Media Flashback: CODAME Art, Tech & Fashion
More than 350 attended Codame’s event mixing technology with fashion June 26 at Public Works in the Mission.
CODAME unites art, technology in grand fashion
Piece by Anders Nelson (Erogear) in collaboration with designer Becca McCharen (Chromat) for CODAME.
“At a technology event, we’re having some technology issues, naturally,” digital performance artist Tiffany Trenda began her only slightly delayed presentation at the first fashion-themed event hosted by Codame, a 4-year-old nonprofit organization created to merge art and technology and known for hosting about 10 events each year.
“Proximity Cinema” features interactive screens all over Tiffany Trenda’s red bodysuit.
But that was the only tech low point of the evening. Among the many highlights, almost literally, were a presentation from Anders Nelson, Becca McCharen and Dustin Maberry, who showed an LED collar; and Anouk Wipprecht’s “smoke dress,” which gradually emitted more and more smoke as the model moved gracefully onstage. And yes, it had lights. Wipprecht, a Dutch interactive fashion-tech designer, flew in for the occasion and included in her presentation a description of the piece she made for Fergie’s 2011 Super Bowl performance.
Photo: Alex Stover
The event focused heavily on wearable technology, or “technology-enabled apparel,” and was joined by a separately curated Art by Code gallery opening next door.

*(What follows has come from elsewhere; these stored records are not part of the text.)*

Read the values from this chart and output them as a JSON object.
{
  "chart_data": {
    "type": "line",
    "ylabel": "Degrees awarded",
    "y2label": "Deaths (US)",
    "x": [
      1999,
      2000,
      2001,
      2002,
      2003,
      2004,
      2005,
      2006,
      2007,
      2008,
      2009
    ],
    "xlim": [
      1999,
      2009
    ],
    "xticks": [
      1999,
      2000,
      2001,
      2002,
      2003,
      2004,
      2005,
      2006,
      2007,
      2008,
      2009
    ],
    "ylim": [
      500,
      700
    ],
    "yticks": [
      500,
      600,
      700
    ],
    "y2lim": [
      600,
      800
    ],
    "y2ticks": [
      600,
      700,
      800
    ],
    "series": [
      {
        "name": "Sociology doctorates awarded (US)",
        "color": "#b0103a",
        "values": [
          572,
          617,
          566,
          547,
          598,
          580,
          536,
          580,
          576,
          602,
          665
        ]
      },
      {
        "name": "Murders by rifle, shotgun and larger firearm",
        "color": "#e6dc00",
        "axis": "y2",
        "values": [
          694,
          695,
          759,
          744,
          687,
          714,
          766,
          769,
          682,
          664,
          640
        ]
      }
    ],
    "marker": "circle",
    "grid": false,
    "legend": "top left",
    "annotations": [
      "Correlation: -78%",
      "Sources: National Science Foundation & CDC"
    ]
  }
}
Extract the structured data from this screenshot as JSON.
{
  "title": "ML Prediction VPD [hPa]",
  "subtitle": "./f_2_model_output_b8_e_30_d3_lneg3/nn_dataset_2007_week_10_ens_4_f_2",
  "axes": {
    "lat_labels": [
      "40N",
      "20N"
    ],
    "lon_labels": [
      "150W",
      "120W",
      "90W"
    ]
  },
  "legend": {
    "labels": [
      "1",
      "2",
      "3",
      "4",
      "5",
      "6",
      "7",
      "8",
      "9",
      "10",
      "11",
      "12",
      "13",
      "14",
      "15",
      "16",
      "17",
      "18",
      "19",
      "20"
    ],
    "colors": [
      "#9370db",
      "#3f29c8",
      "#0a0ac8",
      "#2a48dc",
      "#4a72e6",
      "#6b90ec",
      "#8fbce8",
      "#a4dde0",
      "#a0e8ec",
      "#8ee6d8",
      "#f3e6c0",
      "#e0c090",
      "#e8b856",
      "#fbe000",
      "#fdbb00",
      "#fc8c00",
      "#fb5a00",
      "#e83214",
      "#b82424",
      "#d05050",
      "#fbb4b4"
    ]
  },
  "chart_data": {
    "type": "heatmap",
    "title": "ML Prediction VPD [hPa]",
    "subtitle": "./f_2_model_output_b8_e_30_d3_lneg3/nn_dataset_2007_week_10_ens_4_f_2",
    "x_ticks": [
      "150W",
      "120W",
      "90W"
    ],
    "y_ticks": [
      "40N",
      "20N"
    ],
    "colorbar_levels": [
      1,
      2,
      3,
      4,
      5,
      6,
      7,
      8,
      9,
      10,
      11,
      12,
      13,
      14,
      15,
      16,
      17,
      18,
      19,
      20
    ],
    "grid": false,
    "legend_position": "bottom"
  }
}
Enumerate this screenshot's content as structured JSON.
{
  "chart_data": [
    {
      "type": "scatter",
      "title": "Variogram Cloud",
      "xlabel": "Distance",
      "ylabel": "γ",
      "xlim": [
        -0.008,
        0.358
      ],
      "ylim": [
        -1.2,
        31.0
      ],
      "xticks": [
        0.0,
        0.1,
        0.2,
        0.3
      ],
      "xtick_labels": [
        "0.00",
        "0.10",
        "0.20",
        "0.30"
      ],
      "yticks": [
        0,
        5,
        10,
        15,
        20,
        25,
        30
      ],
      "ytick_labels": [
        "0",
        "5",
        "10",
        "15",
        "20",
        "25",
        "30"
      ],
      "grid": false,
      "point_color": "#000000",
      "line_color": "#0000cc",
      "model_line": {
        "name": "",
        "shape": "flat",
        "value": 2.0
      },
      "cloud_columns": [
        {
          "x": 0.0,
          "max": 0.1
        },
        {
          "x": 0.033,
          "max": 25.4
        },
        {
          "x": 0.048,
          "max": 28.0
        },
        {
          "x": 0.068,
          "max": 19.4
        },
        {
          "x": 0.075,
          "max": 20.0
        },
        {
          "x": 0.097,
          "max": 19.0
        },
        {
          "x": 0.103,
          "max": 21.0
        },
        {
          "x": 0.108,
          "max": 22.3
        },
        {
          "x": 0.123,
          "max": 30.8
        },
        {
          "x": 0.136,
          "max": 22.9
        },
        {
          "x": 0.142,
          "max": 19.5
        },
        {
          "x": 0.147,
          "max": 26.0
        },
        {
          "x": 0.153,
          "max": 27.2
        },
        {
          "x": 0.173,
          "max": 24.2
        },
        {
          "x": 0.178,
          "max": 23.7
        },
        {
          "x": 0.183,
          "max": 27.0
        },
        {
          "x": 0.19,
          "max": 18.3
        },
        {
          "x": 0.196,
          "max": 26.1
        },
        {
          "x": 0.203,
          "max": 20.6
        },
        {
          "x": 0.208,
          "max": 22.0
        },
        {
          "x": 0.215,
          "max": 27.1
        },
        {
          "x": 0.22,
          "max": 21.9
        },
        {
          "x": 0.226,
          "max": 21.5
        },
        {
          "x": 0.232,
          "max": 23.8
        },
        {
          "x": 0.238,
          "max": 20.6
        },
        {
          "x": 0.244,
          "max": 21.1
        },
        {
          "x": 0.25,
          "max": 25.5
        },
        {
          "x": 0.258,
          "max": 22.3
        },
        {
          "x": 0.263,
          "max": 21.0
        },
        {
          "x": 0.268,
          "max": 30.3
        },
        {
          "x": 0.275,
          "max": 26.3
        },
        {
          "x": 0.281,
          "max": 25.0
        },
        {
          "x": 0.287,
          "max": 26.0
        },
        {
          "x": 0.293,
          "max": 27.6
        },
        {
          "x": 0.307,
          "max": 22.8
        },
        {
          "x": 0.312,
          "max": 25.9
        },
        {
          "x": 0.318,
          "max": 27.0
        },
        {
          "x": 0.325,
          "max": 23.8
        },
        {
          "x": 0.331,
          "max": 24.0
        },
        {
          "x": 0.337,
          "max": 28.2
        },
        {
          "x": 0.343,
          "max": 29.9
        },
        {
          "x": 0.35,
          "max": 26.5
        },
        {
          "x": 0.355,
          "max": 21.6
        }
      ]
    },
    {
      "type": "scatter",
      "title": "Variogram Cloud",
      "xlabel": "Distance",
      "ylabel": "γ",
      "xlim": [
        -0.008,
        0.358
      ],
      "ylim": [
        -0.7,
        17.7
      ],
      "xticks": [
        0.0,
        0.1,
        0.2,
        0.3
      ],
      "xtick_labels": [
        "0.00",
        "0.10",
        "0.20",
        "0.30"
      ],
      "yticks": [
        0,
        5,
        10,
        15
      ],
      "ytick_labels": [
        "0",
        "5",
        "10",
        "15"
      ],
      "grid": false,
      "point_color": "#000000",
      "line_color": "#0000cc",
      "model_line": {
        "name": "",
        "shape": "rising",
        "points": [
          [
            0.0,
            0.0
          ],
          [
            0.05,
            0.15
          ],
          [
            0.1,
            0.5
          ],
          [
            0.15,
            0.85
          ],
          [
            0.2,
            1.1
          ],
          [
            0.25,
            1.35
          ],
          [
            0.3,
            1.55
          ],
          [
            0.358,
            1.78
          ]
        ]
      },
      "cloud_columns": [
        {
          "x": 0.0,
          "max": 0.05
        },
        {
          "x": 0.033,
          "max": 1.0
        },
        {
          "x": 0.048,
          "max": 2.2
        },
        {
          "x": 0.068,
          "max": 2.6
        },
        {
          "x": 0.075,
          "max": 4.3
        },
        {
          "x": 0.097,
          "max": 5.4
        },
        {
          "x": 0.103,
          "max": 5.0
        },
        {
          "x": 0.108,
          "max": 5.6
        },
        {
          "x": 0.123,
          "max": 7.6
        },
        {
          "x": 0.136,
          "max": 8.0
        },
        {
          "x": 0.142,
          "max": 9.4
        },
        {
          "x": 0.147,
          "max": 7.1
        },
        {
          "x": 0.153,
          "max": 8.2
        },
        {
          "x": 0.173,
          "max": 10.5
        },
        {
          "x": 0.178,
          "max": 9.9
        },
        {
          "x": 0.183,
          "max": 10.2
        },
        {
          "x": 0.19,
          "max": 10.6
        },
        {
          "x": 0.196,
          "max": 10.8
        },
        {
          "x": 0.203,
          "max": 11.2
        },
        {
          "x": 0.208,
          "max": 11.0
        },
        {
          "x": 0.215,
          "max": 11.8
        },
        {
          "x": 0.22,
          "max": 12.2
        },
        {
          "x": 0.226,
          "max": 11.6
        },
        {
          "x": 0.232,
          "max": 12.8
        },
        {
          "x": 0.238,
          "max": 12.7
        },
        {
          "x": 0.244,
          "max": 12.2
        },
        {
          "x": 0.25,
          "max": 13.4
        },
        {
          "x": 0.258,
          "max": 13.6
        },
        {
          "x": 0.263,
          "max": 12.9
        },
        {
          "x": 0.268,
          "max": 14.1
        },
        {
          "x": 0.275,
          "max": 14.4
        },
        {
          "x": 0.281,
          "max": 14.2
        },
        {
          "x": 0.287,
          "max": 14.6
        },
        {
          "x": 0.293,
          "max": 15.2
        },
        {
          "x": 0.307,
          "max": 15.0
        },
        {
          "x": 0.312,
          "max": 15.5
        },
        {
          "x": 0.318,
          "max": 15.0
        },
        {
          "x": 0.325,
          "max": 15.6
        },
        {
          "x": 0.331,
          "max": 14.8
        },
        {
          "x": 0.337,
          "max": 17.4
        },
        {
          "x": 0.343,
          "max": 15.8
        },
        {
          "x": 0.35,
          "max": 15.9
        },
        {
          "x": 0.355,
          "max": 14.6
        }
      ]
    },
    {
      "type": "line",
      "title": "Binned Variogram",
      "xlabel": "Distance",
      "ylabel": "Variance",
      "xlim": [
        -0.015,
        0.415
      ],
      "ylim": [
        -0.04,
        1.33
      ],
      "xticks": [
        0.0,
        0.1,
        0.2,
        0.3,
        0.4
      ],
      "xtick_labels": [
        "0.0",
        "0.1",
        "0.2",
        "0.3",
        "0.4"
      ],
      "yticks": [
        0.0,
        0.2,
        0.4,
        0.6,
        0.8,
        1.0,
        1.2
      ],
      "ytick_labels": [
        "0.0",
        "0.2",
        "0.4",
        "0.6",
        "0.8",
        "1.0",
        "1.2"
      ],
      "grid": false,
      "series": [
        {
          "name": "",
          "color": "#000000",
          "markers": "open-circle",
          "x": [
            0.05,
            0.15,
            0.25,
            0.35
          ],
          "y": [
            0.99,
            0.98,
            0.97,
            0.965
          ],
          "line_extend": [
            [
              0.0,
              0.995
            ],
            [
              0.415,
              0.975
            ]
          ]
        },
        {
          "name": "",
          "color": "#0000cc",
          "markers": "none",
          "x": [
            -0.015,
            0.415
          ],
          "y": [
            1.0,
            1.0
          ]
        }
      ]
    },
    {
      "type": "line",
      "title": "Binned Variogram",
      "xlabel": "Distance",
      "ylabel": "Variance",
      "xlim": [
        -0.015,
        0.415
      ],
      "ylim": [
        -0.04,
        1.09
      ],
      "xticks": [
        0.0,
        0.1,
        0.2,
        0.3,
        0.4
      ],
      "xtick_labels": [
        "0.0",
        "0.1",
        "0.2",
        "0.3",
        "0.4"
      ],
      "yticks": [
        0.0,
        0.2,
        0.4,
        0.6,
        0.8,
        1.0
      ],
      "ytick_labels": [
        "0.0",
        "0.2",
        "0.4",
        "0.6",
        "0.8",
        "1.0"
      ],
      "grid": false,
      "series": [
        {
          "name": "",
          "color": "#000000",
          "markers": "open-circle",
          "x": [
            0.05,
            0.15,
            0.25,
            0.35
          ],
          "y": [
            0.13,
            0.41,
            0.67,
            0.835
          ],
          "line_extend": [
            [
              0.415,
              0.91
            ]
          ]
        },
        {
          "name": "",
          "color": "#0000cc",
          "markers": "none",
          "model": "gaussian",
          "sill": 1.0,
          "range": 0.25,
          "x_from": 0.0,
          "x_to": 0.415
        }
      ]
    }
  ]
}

At this event, which more than 350 attended at the Mission’s Public Works, the theme was primarily interpreted to mean technology that is worn and incorporated into garments.
Linda Franco, for example, presented technology from Machina Wearable Technology that allowed the wearer to manipulate sound by interacting with sensors on the body of a jacket. The inspirations for this piece were quite practical; Franco described a $60 concert in which the artist “stood in front of a computer the whole time.”
Anouk Wipprecht’s smoke dress.
The audience (of whom it seemed only two were wearing “technology,” in the form of what appeared to be LED lights) was treated to a final presentation by Trenda’s new piece, “Proximity Cinema.” A red bodysuit covered with interactive screens telling viewers to “Go ahead” and “It’s OK,” the focus was decidedly more on the art and exploration of wearable technology than, say, something new to wear on a night out.
Garcia with her husband, Keanan Duffty
The night’s unofficial theme turned out to be the intentional combination of yes, technology, but also an artistic, emotional backstory — a key element to any fashion event, according to fashion producer Nancy Garcia, who helped organize the event.
“It’s possible for tech to not have depth and feeling, and fashion is all about an emotional connection — that’s what makes it a success,” Garcia said a few days before the show. “There’s a lot of tech, but it needs to be put together with creativity to really create something interesting.”
Admittedly, any foray into fashion is likely a new concept for a technology-focused group. And one never knows — that LED collar would truly be ideal for after-hours bike rides.
Fashion producer Nancy Garcia (center) talks with art curator Hanna Regev (Left), producer Irene Grossrubatscher, and producer Olia Pospelova (Right).